W mediach społecznościowych KSW został zamieszczony nowy film, w którym ujawniono, że "Różala" (7-4) czeka starcie w zupełnie innej formule! - Przed nim nowe wyzwanie i nowy początek - Genesis, czyli walka na gołe pięści - napisano w poście na Twitterze KSW.

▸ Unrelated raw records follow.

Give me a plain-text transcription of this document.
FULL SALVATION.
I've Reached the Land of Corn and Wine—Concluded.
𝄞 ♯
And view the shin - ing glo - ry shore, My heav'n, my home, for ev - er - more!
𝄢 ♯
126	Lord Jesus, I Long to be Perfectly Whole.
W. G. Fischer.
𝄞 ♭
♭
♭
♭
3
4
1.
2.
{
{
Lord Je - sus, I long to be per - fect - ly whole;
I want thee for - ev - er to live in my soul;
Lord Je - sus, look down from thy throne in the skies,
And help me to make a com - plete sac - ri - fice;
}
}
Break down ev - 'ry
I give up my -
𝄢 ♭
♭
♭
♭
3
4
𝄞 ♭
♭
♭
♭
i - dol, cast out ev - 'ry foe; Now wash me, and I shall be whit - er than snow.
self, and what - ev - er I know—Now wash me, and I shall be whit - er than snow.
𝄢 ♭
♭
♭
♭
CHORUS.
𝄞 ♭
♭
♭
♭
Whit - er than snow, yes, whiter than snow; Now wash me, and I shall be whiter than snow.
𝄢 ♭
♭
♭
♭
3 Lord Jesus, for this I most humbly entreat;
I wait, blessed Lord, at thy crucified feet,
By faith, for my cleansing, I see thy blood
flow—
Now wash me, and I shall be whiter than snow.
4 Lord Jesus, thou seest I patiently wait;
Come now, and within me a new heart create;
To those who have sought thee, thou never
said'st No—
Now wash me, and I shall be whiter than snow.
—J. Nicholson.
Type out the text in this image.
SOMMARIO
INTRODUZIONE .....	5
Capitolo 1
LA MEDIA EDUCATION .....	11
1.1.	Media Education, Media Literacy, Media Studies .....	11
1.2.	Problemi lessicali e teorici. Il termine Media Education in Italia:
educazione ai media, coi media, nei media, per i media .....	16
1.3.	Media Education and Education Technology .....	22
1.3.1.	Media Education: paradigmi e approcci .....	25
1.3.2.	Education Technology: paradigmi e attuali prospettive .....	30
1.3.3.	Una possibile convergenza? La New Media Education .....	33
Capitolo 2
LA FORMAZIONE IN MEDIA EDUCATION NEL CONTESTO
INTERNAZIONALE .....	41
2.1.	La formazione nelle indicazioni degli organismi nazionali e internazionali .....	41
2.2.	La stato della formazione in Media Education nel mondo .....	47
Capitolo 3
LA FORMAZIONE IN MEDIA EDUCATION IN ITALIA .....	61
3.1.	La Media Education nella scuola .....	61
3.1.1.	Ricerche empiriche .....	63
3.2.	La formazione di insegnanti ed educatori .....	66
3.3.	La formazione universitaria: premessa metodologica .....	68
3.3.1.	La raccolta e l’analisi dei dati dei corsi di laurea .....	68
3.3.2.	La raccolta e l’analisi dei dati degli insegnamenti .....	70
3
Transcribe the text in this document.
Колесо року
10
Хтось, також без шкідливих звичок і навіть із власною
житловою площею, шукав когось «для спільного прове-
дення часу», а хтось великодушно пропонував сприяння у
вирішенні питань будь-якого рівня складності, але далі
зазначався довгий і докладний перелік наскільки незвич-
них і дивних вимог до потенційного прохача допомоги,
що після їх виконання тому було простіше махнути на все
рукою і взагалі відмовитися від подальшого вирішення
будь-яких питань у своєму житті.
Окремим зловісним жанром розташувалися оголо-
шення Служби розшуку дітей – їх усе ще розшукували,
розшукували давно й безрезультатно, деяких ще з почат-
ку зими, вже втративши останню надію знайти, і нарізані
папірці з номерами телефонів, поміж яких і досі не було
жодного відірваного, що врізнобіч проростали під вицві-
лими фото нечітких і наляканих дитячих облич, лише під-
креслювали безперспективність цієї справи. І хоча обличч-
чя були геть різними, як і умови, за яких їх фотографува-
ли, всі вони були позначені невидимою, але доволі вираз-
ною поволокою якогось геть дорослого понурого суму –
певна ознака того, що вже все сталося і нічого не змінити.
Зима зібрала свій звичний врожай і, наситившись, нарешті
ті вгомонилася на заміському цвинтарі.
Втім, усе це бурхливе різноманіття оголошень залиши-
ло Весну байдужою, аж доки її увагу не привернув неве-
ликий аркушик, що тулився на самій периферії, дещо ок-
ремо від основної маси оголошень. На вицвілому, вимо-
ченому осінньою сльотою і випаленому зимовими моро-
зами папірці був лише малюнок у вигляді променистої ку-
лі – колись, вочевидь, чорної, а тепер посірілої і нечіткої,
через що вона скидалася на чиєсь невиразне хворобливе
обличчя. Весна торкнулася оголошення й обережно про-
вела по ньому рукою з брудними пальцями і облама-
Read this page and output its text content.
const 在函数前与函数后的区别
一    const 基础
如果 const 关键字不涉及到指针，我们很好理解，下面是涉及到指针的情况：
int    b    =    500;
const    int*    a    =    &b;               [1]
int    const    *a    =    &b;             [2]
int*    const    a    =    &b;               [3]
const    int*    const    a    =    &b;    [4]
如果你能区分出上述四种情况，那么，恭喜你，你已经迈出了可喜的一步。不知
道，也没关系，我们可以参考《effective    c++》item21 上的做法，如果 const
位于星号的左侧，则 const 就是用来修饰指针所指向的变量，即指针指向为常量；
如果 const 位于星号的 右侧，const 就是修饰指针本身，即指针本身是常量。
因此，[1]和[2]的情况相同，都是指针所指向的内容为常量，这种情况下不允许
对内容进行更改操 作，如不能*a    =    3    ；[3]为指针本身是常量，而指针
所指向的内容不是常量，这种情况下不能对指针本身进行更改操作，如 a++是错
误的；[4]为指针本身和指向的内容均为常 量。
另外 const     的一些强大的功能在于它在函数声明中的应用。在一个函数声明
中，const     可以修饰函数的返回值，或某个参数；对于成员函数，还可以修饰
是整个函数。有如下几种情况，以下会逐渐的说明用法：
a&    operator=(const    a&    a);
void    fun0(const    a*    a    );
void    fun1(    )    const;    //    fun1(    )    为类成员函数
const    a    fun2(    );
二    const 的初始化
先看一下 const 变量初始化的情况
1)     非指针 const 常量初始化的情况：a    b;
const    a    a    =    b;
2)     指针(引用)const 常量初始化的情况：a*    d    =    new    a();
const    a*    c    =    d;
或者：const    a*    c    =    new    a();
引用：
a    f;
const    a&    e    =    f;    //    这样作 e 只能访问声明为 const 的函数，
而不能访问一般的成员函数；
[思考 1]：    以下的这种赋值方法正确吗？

Artur Szpilka w mediach społecznościowych skomentował powrót Różalskiego. - Wow, wraca Różalski i to w walkach na gołe pięści ja pie***am, co tu się wyprawia - napisał pięściarz na Facebooku. Ujawniono również, że gala z udziałem "Różala" ma się odbyć w październiku w systemie pay-per-view.
Różalski ostatni raz w klatce KSW był widziany w maju 2017 roku, kiedy w kilka sekund znokautował Fernando Rodriguesa i zdobył pas mistrzowski KSW. Od tej pory nie walczył na zasadach MMA. Stoczył jedynie wygraną walkę na zasadach K-1 dla federacji DSF, jednak tej organizacji już nie ma. "Różal" odszedł z KSW, bo skonfliktował się z szefami - Martinem Lewandowskim oraz Maciejem Kawulskim. Twierdził, że nie jest traktowany na równi z innymi gwiazdami. Obie strony wielokrotnie zapowiadały, że już razem nie będą współpracowały, ale w końcu czas leczy rany.